El panorama comienza a ser crítico en algunas zonas. Otra vez. Uno de los más reputados expertos españoles en salud pública, Rafael Bengoa, miembro del equipo científico que asesoró a Barack Obama en su reforma sanitaria, ha concedido esta semana una entrevista para analizar la situación en la capital española: «Espero equivocarme, pero ya se ha ido de las manos. Ya no se puede controlar sólo con el rastreo. Sospecho que en una semana o diez días tendrán que confinar Madrid».
Lógicamente, cada vez son más los ciudadanos convencidos de que hemos desperdiciado irresponsablemente la tregua del verano. Por ejemplo, por lo que se refiere a los sistemas de control y seguimiento, puedo aportar mi testimonio personal. Hace unas semanas coincidí en un almuerzo con una persona que poco después dio positivo en coronavirus. Después de haberme aplicado el protocolo para este tipo de situaciones, sólo puedo decir que me sorprende cómo no estamos ya todos bajo tierra.
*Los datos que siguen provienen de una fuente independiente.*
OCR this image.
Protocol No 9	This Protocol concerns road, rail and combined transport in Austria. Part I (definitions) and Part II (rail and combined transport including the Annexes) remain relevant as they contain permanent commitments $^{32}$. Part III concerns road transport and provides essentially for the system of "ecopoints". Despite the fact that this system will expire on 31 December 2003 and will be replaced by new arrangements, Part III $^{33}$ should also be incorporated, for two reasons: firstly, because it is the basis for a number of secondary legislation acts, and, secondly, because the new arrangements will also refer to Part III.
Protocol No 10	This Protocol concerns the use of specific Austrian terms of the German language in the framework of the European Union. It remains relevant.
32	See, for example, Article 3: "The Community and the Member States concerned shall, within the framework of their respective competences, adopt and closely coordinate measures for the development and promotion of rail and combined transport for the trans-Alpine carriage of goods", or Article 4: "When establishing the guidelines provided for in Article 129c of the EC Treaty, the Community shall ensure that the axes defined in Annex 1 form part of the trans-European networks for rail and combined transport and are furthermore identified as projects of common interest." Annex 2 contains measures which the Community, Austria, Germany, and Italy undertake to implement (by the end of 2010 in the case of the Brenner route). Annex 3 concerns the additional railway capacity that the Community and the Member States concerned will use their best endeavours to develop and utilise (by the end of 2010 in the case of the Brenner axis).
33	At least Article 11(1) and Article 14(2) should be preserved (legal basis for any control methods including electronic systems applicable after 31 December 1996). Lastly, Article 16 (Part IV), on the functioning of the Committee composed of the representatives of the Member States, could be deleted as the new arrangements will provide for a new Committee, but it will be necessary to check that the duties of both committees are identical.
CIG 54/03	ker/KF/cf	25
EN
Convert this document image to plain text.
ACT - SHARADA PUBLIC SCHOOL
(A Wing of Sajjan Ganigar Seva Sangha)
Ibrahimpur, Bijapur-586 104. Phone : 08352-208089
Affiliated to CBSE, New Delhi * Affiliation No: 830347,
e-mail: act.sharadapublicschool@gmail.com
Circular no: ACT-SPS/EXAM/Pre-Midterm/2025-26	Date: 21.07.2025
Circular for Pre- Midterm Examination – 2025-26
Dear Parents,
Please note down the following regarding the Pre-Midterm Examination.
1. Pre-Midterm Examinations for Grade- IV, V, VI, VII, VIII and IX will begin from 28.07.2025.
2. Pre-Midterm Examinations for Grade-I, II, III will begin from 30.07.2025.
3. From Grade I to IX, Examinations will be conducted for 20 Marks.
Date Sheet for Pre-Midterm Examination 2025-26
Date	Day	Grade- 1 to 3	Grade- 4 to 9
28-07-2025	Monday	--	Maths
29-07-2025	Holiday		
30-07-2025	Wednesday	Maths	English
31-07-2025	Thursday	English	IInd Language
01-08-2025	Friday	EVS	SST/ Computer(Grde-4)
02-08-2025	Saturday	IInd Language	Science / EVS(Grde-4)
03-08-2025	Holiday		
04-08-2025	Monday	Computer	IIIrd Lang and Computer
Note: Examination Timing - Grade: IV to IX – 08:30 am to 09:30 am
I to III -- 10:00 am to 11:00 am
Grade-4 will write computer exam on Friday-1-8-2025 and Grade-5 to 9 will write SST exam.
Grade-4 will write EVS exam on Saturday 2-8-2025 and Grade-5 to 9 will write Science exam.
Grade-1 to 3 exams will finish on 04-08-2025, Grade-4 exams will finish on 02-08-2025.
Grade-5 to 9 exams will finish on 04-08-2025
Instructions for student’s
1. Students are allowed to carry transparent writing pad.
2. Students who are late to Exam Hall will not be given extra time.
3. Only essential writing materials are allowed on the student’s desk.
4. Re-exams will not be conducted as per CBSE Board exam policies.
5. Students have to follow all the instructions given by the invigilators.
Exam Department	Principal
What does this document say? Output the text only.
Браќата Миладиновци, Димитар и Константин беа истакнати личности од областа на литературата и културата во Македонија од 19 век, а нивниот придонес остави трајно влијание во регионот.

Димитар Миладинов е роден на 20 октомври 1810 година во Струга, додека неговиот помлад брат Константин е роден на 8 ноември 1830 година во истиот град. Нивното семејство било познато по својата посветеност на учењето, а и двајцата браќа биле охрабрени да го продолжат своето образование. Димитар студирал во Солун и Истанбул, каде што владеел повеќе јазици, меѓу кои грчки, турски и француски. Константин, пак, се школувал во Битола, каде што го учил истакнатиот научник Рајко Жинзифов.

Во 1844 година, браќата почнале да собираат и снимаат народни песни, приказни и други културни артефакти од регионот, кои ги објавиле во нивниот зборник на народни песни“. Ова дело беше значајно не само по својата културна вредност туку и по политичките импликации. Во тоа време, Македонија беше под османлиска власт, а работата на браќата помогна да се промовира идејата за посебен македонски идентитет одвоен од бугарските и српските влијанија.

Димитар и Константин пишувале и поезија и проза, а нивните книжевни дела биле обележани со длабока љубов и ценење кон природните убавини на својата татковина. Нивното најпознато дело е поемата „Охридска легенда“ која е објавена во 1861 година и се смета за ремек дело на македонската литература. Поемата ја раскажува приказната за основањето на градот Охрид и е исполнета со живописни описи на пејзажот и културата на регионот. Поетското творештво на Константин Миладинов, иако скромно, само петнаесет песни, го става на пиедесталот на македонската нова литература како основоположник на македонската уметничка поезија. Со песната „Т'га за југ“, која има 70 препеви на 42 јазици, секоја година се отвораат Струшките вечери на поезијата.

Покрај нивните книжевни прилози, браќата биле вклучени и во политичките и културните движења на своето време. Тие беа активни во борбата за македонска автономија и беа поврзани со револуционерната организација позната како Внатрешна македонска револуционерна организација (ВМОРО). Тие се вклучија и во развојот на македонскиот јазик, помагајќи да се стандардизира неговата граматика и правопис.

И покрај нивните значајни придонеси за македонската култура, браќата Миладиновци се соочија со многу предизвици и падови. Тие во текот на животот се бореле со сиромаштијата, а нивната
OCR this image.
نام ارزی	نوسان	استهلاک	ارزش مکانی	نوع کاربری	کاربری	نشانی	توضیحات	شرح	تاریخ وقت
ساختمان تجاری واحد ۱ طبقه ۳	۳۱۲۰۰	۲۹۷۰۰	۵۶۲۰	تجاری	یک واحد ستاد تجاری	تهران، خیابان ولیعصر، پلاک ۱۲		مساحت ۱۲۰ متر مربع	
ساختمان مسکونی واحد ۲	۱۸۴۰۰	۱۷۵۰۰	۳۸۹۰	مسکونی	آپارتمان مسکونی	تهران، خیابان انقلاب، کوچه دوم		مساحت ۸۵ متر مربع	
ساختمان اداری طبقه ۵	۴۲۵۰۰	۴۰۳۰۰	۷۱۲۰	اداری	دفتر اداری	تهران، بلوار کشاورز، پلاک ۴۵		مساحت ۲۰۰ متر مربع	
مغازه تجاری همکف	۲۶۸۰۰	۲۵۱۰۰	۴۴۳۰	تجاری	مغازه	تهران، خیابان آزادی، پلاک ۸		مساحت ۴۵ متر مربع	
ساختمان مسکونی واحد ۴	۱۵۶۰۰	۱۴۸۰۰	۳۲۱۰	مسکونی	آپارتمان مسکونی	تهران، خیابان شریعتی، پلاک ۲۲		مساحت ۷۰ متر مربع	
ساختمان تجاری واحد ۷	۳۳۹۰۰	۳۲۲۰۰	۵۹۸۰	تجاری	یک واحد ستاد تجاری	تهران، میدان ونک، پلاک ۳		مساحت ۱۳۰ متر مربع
Algo parecido puede decirse sobre la vuelta al colegio o a la universidad, donde alumnos, familias y docentes somos víctimas de un planteamiento desconcertante, bajo el paraguas de un mantra omnipresente: «En principio». Efectivamente, existen directrices para saber qué hacer «en principio», sin aportar ninguna previsión ante la –inexorable– eventualidad de que las circunstancias sanitarias varíen en breve. La misma incertidumbre están sufriendo numerosos sectores productivos, privados de la posibilidad de planificar su futuro próximo. Y eso por no hablar del propio sistema sanitario, que comienza a mostrar síntomas de agotamiento en los territorios más castigados.
La necesidad de ser flexibles y resilientes no se resuelve diciendo que todo se hará así «en principio». Estar preparados adaptativamente a un contexto cambiante exige disponer de un plan transparente con distintos escenarios posibles, perfectamente identificados y asociados al régimen que se aplicará en cada uno de ellos. Si la situación es ‘A’ haremos ‘X’, si la situación es ‘B’ haremos ‘Y’, si la situación es ‘C’ haremos ‘Z’, etc. El hecho de que esta comunicación obvia con la ciudadanía no se esté produciendo está generando inquietud en muchas personas, quienes comienzan a sospechar que las autoridades intentan ocultarnos lo que realmente pretenden hacer. Yo también creo que nos esconden algo, pero no es eso. Me temo que, simplemente, nos ocultan que no tienen ningún plan. Como decía Escarlata O’Hara, «ya lo pensaré mañana. Después de todo, mañana será otro día».